As of October 1, 2016, the SWUTC concluded its 28 years of operation and is no longer an active center of the Texas A&M Transportation Institute. The archived SWUTC website remains available here.

SWUTC Hosts Productive Symposium

Travel Surveys:  Moving from Tradition to Practical Innovation

The SWUTC Travel Survey Symposium was held in Dallas on November 8 and 9.  This event was attended by more than 70 travel survey professionals from across the United States, from Florida to Alaska, with one attendee from the City of Calgary (Canada) as well, representing an almost equal mix of agency, consultant, and academic researchers.  The symposium started with a poster session, featuring research from 22 related efforts.  This was followed by an opening session that included a Texas welcome from Mr. Michael Morris, Executive Director of North Central Texas Council of Governments (NCTCOG) and a key note speech from Dr. Kermit Wies of the Chicago Metropolitan Agency for Planning.  Attendees were encouraged to think outside the box and consider all users of travel survey data as their customers.

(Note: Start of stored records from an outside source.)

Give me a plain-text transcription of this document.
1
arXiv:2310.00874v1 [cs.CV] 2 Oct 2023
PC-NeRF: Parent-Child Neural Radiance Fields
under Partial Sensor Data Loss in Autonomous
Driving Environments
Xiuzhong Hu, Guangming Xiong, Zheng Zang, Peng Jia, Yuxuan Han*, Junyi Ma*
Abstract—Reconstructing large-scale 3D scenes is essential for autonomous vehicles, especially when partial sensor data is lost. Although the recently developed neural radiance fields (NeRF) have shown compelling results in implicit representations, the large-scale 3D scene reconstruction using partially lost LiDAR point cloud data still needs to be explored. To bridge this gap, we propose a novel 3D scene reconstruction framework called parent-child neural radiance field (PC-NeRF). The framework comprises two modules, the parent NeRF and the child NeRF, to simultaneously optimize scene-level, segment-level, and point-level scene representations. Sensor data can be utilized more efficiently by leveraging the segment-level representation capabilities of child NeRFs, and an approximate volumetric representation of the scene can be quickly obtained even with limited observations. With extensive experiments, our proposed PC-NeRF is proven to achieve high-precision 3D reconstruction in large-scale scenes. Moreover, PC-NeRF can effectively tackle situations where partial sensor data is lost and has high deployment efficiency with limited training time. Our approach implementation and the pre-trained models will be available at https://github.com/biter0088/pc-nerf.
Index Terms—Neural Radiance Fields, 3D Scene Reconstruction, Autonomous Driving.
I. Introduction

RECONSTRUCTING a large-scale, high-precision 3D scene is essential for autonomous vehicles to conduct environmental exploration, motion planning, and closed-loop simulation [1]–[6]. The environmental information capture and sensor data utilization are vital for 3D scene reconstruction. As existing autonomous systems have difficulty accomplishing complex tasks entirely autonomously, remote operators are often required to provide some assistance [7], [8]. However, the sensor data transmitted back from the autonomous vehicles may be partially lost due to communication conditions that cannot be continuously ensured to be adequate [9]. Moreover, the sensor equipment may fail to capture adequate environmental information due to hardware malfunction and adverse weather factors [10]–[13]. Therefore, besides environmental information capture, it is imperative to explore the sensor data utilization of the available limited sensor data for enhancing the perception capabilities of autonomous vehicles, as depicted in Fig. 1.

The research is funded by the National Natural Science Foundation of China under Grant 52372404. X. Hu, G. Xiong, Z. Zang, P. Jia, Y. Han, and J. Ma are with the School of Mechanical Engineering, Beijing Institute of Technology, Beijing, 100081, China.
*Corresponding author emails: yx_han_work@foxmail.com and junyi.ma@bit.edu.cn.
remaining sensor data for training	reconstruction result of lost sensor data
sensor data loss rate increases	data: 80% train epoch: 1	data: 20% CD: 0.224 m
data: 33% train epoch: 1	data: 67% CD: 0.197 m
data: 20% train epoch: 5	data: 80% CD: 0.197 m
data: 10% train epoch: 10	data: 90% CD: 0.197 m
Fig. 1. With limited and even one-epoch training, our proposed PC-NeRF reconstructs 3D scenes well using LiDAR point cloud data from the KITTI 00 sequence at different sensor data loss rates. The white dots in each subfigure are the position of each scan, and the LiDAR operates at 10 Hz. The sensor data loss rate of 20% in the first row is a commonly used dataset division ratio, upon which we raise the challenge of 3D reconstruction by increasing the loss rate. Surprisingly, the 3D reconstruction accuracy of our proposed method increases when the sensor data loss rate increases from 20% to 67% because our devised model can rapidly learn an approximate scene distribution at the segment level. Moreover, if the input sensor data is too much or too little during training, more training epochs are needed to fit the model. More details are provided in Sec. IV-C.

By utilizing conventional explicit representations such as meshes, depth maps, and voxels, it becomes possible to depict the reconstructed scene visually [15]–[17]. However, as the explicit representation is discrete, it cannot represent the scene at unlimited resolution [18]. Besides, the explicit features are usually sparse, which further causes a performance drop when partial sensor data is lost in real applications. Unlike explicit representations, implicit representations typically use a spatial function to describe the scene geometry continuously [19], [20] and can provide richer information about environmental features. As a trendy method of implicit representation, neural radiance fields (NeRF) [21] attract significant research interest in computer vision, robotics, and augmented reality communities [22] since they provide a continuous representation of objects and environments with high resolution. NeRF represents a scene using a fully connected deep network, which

The symposium was divided into two parts.  The discussion groups on Thursday focused on identifying lessons learned and opportunities to advance methods and sampling approaches, as well as considering all uses of the survey data.  The day ended with attendees presenting their versions of the “travel survey of the future” – incorporating new technologies, known and on the horizon.  Friday, the focus of the symposium discussion turned to identifying what can be implemented now and establishing a research agenda to move us toward the newly identified survey designs.  Overall, the symposium received very positive reviews from the attendees.

The Travel Survey Symposium was extraordinary in several ways.  First, it attracted a very high proportion of the true thought leaders in the field.  Second, it was very timely in that our traditional methods of travel survey have over-relied on the telephone which is failing us.  But at the same time technology such as smart phones and GPS are in wide-spread use and have great potential for travel data collection.  Finally, the program committee designed an engaging sequence of activities which deviated from the typical conference presentations and encouraged peer exchange and active participation by all attendees.   – Attendee Lisa Aultman-Hall

A compendium with details of the discussions and recommendations is in-process and anticipated to be released in mid-January 2013.

Symposium Participants

Symposium participants exchange ideas on how to sample hard-to-reach populations.